Approximating the semantic space: word embedding techniques in psychiatric speech analysis
Large language models provide high-dimensional representations (embeddings) of word meaning, which allow quantifying changes in the geometry of the semantic space in mental disorders. A pattern of a more condensed (‘shrinking’) semantic space marked by an increase in mean semantic similarity between words has been recently documented in psychosis across several languages. We aimed to explore this pattern further in picture descriptions provided by a transdiagnostic German sample of patients with schizophrenia spectrum disorders (SSD) (n = 42), major depression (MDD, n = 43), and healthy controls (n = 44).

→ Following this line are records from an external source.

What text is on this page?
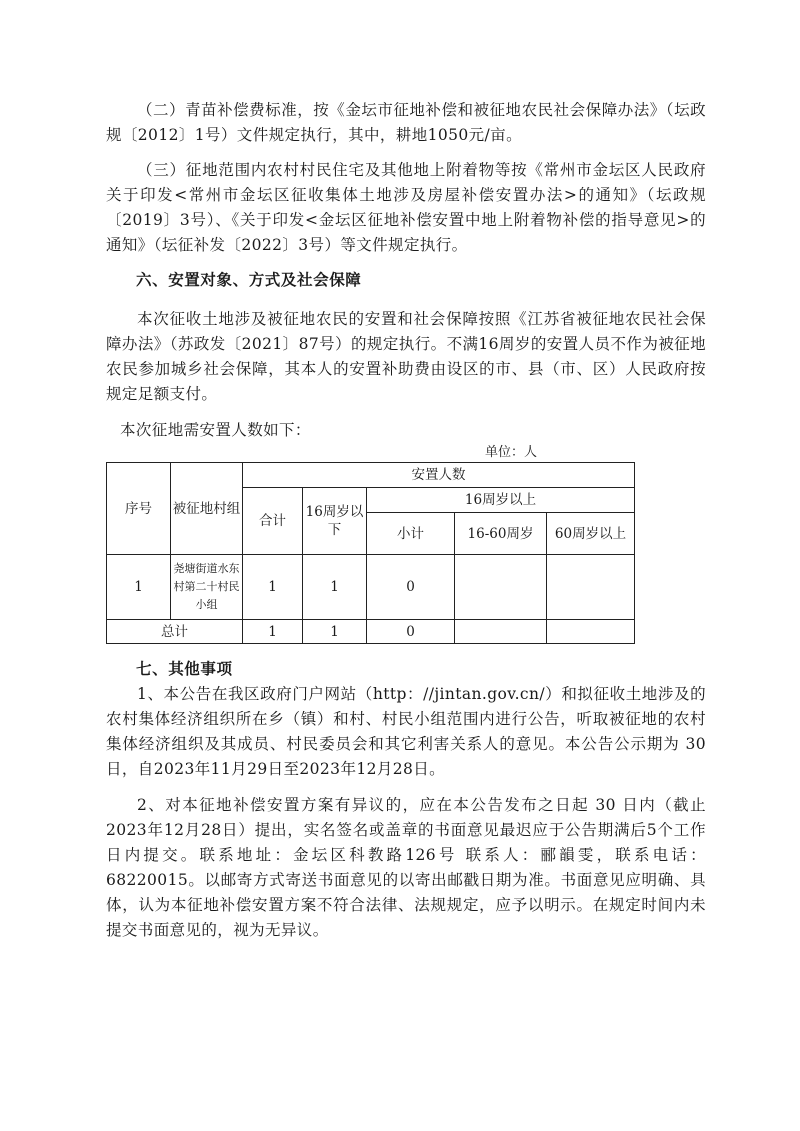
（二）青苗补偿费标准，按《金坛市征地补偿和被征地农民社会保障办法》（坛政规〔2012〕1号）文件规定执行，其中，耕地1050元/亩。
（三）征地范围内农村村民住宅及其他地上附着物等按《常州市金坛区人民政府关于印发<常州市金坛区征收集体土地涉及房屋补偿安置办法>的通知》（坛政规〔2019〕3号）、《关于印发<金坛区征地补偿安置中地上附着物补偿的指导意见>的通知》（坛征补发〔2022〕3号）等文件规定执行。
六、安置对象、方式及社会保障
本次征收土地涉及被征地农民的安置和社会保障按照《江苏省被征地农民社会保障办法》（苏政发〔2021〕87号）的规定执行。不满16周岁的安置人员不作为被征地农民参加城乡社会保障，其本人的安置补助费由设区的市、县（市、区）人民政府按规定足额支付。
本次征地需安置人数如下：
单位：人
序号	被征地村组	安置人数				
		合计	16周岁以下	16周岁以上		
				小计	16-60周岁	60周岁以上
1	尧塘街道水东村第二十村民小组	1	1	0		
总计		1	1	0		
七、其他事项
1、本公告在我区政府门户网站（http：//jintan.gov.cn/）和拟征收土地涉及的农村集体经济组织所在乡（镇）和村、村民小组范围内进行公告，听取被征地的农村集体经济组织及其成员、村民委员会和其它利害关系人的意见。本公告公示期为 30 日，自2023年11月29日至2023年12月28日。
2、对本征地补偿安置方案有异议的，应在本公告发布之日起 30 日内（截止2023年12月28日）提出，实名签名或盖章的书面意见最迟应于公告期满后5个工作日内提交。联系地址：金坛区科教路126号 联系人：郦韻雯，联系电话：68220015。以邮寄方式寄送书面意见的以寄出邮戳日期为准。书面意见应明确、具体，认为本征地补偿安置方案不符合法律、法规规定，应予以明示。在规定时间内未提交书面意见的，视为无异议。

Compared to controls, both clinical groups showed more restricted dynamic navigational patterns as captured by the time series of semantic distances crossed, while also showing differential patterns in the total distances and trajectories navigated. These findings demonstrate alterations centred on the dynamics of the flow of meaning across the semantic space in SSD and MDD, preserving previous indications towards a shrinking semantic space in both cases.